"Mein Arsch ist wirklich knackig und geil", sagt Nicolas stolz und zeigt sogleich, was er zu bieten hat. Wie Gott ihn schuf springt er in einen Swimmingpool, um auf der der anderen Seite wieder aufzutauchen und seinen muskulösen Oberkörper zu räkeln. Dieser Mann, der sich offenkundig gerne vor der Kamera zeigt, ist 28 Jahre alt, von Beruf Medizinprodukte-Berater – und schwul. Das alleine wäre vermutlich nicht der Rede wert, wäre Nicolas nicht auch noch "Prince Charming", eine Art homosexueller "Bachelor".

Anders als die Paul Jahnkes und Leonard Freiers dieser Welt verteilt "Prince Charming" allerdings keine roten Rosen, sondern schwarze Krawatten, was bisweilen so wirkt, als wolle er seinen "Love-Interests" den Strick geben. Und von denen gibt es einige. "Ich hatte noch nie ein Blind Date – heute habe ich gleich 20", lässt Nicolas das Publikum gleich zu Beginn der Sendung wissen. Und dann geht sie auch schon los, die wilde Sause, die sich auch sonst in ihren Abläufen nicht sonderlich von der Fleischbeschau unterscheidet, die durch die offensichtlichen Vorbilder mit Mann und Frau bestens vertraut sind.

Mit einem nicht ganz unwichtigen Unterschied: Anders als bei "Bachelor" und "Bachelorette" können die Kandidaten bei "Prince Charming" theoretisch nicht nur ein Auge auf den Namensgeber der Show werfen. Nicht umsonst betont der Prinz, wie wichtig es ihm ist, dass die Männer für ihn im Haus sind und nicht für andere. In der ersten Folge, die vor allem der Vorstellung der Protagonisten dient, ist von Sodom und Gomorra aber noch nicht allzu viel zu spüren. Es ist gewissermaßen ein Vorspiel vor dem eigentlichen Akt. Nicht umsonst fragt ein Kandidat vorsorglich schon mal, wo man hier masturbieren kann.
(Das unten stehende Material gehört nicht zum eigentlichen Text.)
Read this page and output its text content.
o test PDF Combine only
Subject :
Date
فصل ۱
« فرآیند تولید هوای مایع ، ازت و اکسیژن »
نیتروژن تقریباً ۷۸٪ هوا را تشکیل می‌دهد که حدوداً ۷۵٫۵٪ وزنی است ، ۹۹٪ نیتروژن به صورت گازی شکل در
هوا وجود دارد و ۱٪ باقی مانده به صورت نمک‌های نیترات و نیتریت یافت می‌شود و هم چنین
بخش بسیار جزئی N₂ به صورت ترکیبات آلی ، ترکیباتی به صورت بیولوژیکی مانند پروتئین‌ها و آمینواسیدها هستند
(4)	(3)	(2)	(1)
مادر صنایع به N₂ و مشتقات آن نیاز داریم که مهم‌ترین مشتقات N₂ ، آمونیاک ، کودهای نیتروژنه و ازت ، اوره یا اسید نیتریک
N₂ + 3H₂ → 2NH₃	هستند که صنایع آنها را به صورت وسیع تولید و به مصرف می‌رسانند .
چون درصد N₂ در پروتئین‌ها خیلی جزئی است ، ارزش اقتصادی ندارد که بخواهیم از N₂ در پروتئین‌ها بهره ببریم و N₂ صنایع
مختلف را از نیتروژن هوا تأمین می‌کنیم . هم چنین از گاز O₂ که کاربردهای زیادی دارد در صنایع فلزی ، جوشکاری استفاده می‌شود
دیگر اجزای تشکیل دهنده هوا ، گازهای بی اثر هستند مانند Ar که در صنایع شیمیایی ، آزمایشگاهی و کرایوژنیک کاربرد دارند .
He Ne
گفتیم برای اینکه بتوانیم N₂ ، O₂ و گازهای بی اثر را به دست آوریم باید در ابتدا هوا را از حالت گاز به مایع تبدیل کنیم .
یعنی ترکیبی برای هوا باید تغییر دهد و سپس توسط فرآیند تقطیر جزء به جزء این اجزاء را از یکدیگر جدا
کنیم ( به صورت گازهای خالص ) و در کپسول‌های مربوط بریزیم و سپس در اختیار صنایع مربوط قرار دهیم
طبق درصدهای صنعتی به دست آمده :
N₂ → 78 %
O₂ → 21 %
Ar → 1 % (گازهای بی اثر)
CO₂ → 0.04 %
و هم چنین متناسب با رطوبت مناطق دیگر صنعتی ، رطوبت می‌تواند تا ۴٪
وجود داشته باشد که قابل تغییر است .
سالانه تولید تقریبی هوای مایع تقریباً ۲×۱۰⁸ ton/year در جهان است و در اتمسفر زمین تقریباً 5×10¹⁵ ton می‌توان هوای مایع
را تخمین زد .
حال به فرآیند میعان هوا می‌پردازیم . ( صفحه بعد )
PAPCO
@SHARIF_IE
Der gut geschnittene Ausblick vor dem Vorspann legt dann auch die Vermutung nahe, dass in den nächsten Wochen noch mit einer gehörigen Portion Drama zu rechnen sein wird. "Nennt die Fotze mich einfach Schlampe!", hört man sich einen der Männer echauffieren. Ein anderer droht gar, über Leichen gehen zu wollen. Und selbstverständlich wird bei "Prince Charming" auch hemmungslos geheult und geschluchzt. Nimmt man all das als Maßstab, dann ist die erste schwule Datingshow im deutschen Fernsehen letztlich nichts anderes als – eine Datingshow.

Prince Charming

Die typischen Zutaten des Genres, die die Produzenten von Seapoint verwenden, scheinen sich auf jedwede sexuelle Orientierung übertragen zu lassen. Und die Männer? Sie entsprechen der Bandbreite, die man von "Prince Charming" erwarten konnte: Unter 40, sportlich, redselig. Dazwischen ist Platz für den früheren Zeugen Jehovas, der schon mit einer Frau verheiratet war, und einen, der von sich behauptet, gleich drei Randgruppen zu repräsentieren: Schwarz, schwul, Ossi. Ach ja, ein ehemaliger "DSDS"-Kandidat ist natürlich auch im Rennen.

Bei den Präsentationen der Kandidaten wird an mancher Stelle vielleicht etwas zu häufig in die Klischeekiste gegriffen. Hier ein kurzes Höschen, dort eine Polizisten-Uniform. Da vermag es dann kaum noch zu überraschen, dass sich manche der Protagonisten schon kannten, bevor "Prince Charming" standesgemäß in einer weißen Kutsche zur Männer-Villa aus Kreta gezogen wird. Ähnlich oberflächlich fallen auch die ersten Gespräche aus, in denen sich gegenseitig versichert wird, welch großen Stellenwert doch ein monogames Leben besitzt.

Man kann das alles schrecklich banal und vorhersehbar finden – oder sich einfach drauf einlassen und Spaß an der Show haben. Der entsteht auch deshalb, weil die "Bachelor"-erfahrenen Macher von "Prince Charming" glücklicherweise darauf verzichtet haben, die Liebe zwischen zwei Männern als etwas Außergewöhnliches darzustellen. Nur schade, dass RTL die Chance vertan hat, zumindest die Auftaktfolge im klassischen TV-Programm zu zeigen. Stattdessen läuft die Show ausschließlich beim Streamingdienst TVNow. Es ist ein Anfang, immerhin.

TVNow zeigt jeden Mittwoch eine neue Folge von "Prince Charming".